Mathematical discoveries from program search with large language models: A Summary

A recent paper, Mathematical Discoveries from Program Search with Large Language Models, introduces FunSearch, a novel approach that redefines how we solve complex mathematical and computational problems. Instead of searching for solutions directly, FunSearch searches for functions that describe how to solve a problem. These functions are essentially programs that encode the structure and logic of the underlying problem. Rather than merely presenting a result, these programs articulate the logical process behind the solution. By evaluating a program across a range of inputs, its effectiveness in solving the problem can be assessed.

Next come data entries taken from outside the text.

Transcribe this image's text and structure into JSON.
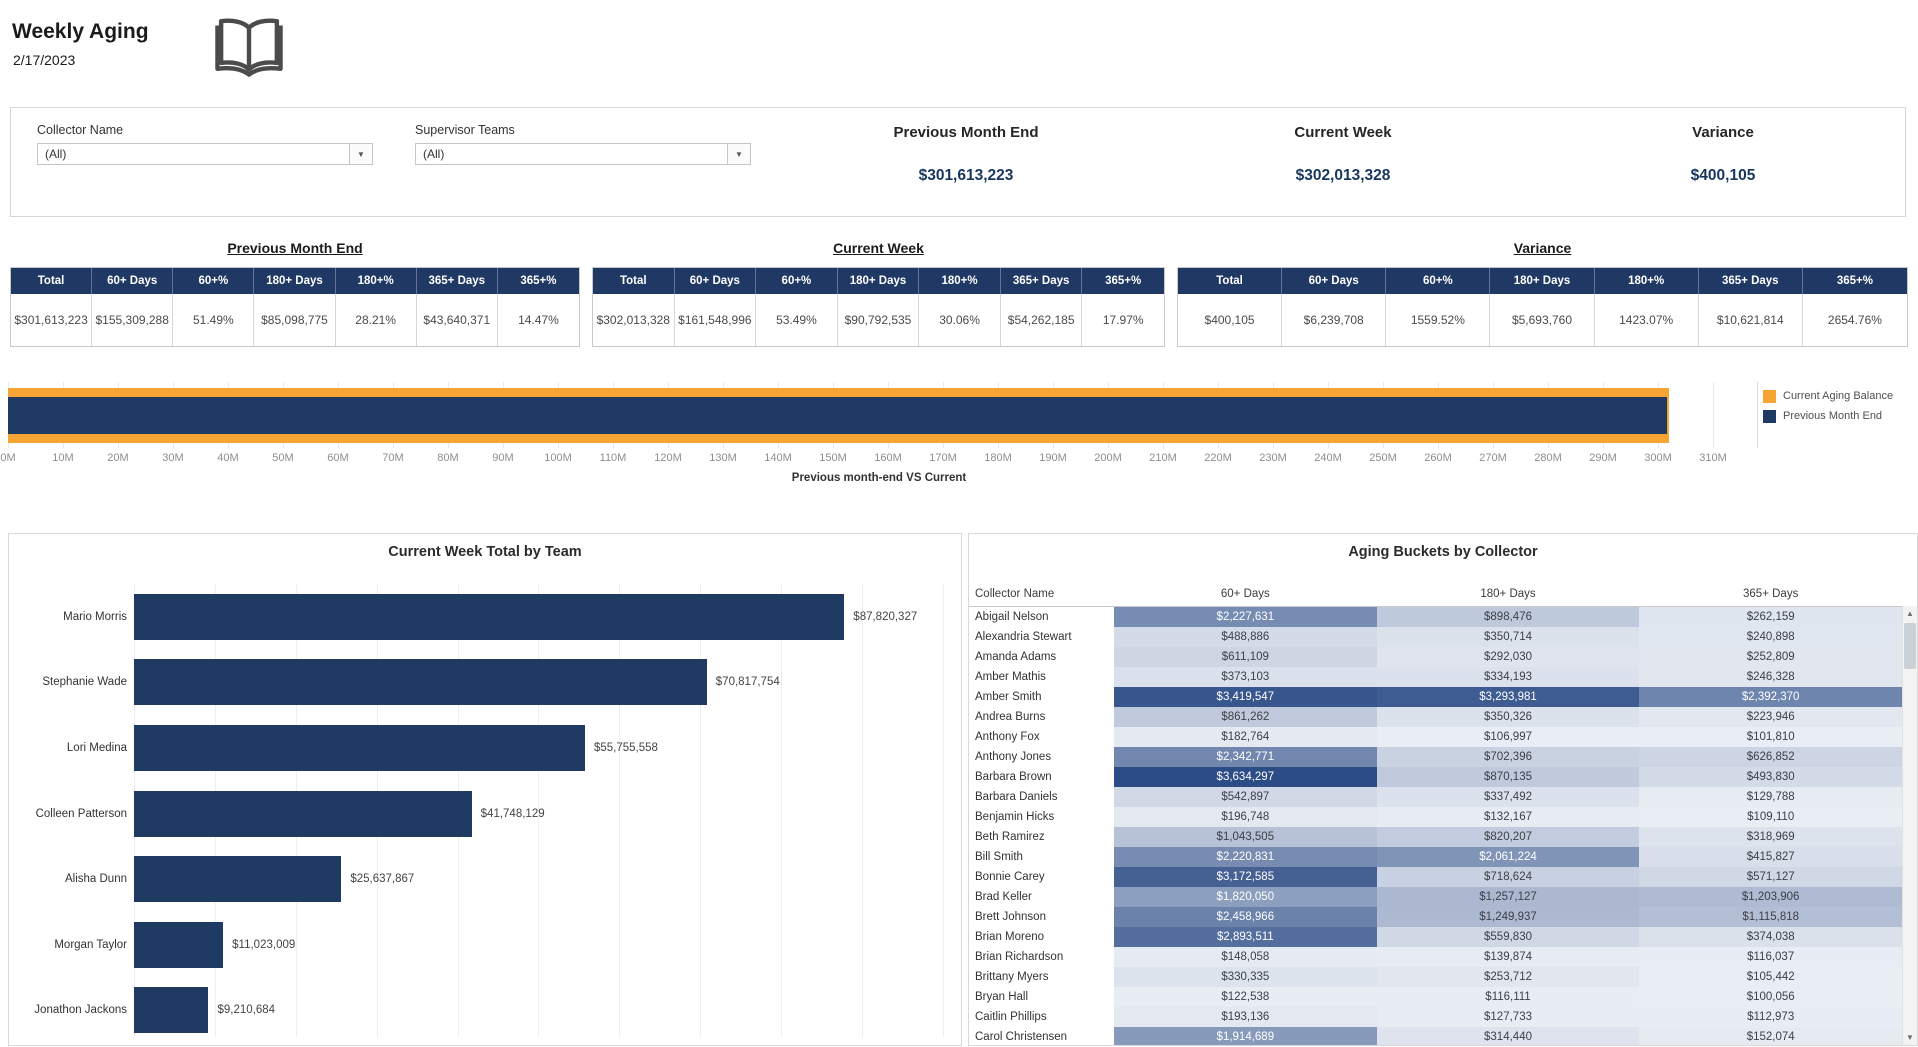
{
  "header": {
    "title": "Weekly Aging",
    "date": "2/17/2023"
  },
  "filters": [
    {
      "label": "Collector Name",
      "value": "(All)"
    },
    {
      "label": "Supervisor Teams",
      "value": "(All)"
    }
  ],
  "kpis": [
    {
      "label": "Previous Month End",
      "value": "$301,613,223"
    },
    {
      "label": "Current Week",
      "value": "$302,013,328"
    },
    {
      "label": "Variance",
      "value": "$400,105"
    }
  ],
  "summary_columns": [
    "Total",
    "60+ Days",
    "60+%",
    "180+ Days",
    "180+%",
    "365+ Days",
    "365+%"
  ],
  "summary_tables": [
    {
      "title": "Previous Month End",
      "values": [
        "$301,613,223",
        "$155,309,288",
        "51.49%",
        "$85,098,775",
        "28.21%",
        "$43,640,371",
        "14.47%"
      ]
    },
    {
      "title": "Current Week",
      "values": [
        "$302,013,328",
        "$161,548,996",
        "53.49%",
        "$90,792,535",
        "30.06%",
        "$54,262,185",
        "17.97%"
      ]
    },
    {
      "title": "Variance",
      "values": [
        "$400,105",
        "$6,239,708",
        "1559.52%",
        "$5,693,760",
        "1423.07%",
        "$10,621,814",
        "2654.76%"
      ]
    }
  ],
  "colors": {
    "navy": "#1f3b63",
    "orange": "#f6a433",
    "header_bg": "#203864"
  },
  "chart_data": [
    {
      "id": "comparison",
      "type": "bar",
      "orientation": "horizontal",
      "title": "Previous month-end VS Current",
      "series": [
        {
          "name": "Current Aging Balance",
          "color": "#f6a433",
          "value": 302013328
        },
        {
          "name": "Previous Month End",
          "color": "#1f3b63",
          "value": 301613223
        }
      ],
      "xlim": [
        0,
        310000000
      ],
      "tick_step": 10000000,
      "tick_suffix": "M",
      "grid": true,
      "legend_position": "right"
    },
    {
      "id": "team",
      "type": "bar",
      "orientation": "horizontal",
      "title": "Current Week Total by Team",
      "categories": [
        "Mario Morris",
        "Stephanie Wade",
        "Lori Medina",
        "Colleen Patterson",
        "Alisha Dunn",
        "Morgan Taylor",
        "Jonathon Jackons"
      ],
      "values": [
        87820327,
        70817754,
        55755558,
        41748129,
        25637867,
        11023009,
        9210684
      ],
      "bar_color": "#1f3b63",
      "xlim": [
        0,
        102000000
      ],
      "grid": true,
      "data_labels": "currency"
    },
    {
      "id": "aging",
      "type": "heatmap",
      "title": "Aging Buckets by Collector",
      "columns": [
        "Collector Name",
        "60+ Days",
        "180+ Days",
        "365+ Days"
      ],
      "rows": [
        {
          "name": "Abigail Nelson",
          "values": [
            2227631,
            898476,
            262159
          ]
        },
        {
          "name": "Alexandria Stewart",
          "values": [
            488886,
            350714,
            240898
          ]
        },
        {
          "name": "Amanda Adams",
          "values": [
            611109,
            292030,
            252809
          ]
        },
        {
          "name": "Amber Mathis",
          "values": [
            373103,
            334193,
            246328
          ]
        },
        {
          "name": "Amber Smith",
          "values": [
            3419547,
            3293981,
            2392370
          ]
        },
        {
          "name": "Andrea Burns",
          "values": [
            861262,
            350326,
            223946
          ]
        },
        {
          "name": "Anthony Fox",
          "values": [
            182764,
            106997,
            101810
          ]
        },
        {
          "name": "Anthony Jones",
          "values": [
            2342771,
            702396,
            626852
          ]
        },
        {
          "name": "Barbara Brown",
          "values": [
            3634297,
            870135,
            493830
          ]
        },
        {
          "name": "Barbara Daniels",
          "values": [
            542897,
            337492,
            129788
          ]
        },
        {
          "name": "Benjamin Hicks",
          "values": [
            196748,
            132167,
            109110
          ]
        },
        {
          "name": "Beth Ramirez",
          "values": [
            1043505,
            820207,
            318969
          ]
        },
        {
          "name": "Bill Smith",
          "values": [
            2220831,
            2061224,
            415827
          ]
        },
        {
          "name": "Bonnie Carey",
          "values": [
            3172585,
            718624,
            571127
          ]
        },
        {
          "name": "Brad Keller",
          "values": [
            1820050,
            1257127,
            1203906
          ]
        },
        {
          "name": "Brett Johnson",
          "values": [
            2458966,
            1249937,
            1115818
          ]
        },
        {
          "name": "Brian Moreno",
          "values": [
            2893511,
            559830,
            374038
          ]
        },
        {
          "name": "Brian Richardson",
          "values": [
            148058,
            139874,
            116037
          ]
        },
        {
          "name": "Brittany Myers",
          "values": [
            330335,
            253712,
            105442
          ]
        },
        {
          "name": "Bryan Hall",
          "values": [
            122538,
            116111,
            100056
          ]
        },
        {
          "name": "Caitlin Phillips",
          "values": [
            193136,
            127733,
            112973
          ]
        },
        {
          "name": "Carol Christensen",
          "values": [
            1914689,
            314440,
            152074
          ]
        }
      ],
      "color_scale": {
        "min_color": "#e9edf4",
        "max_color": "#2c4c86",
        "domain": [
          100056,
          3634297
        ]
      }
    }
  ]
}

Large language models (LLMs) have demonstrated remarkable proficiency in generating code, making them well-suited for producing such programs. However, they suffer from hallucinations—producing incorrect or unverifiable outputs. LLMs also struggle to move beyond known examples, often generating solutions that resemble patterns from their training data rather than discovering genuinely new insights.The FunSearch paper demonstrated that combining LLMs with evolutionary algorithms can overcome these limitations, systematically explore vast function spaces, and achieve groundbreaking discoveries in two NP-hard problems: the Cap Set problem and Online Bin Packing.

FunSearch depends on a few key aspects:

Pre-trained (frozen) LLM: Codey, an LLM built on top of the PaLM2 model family, fine-tuned on a large corpous of code is used to sample a program.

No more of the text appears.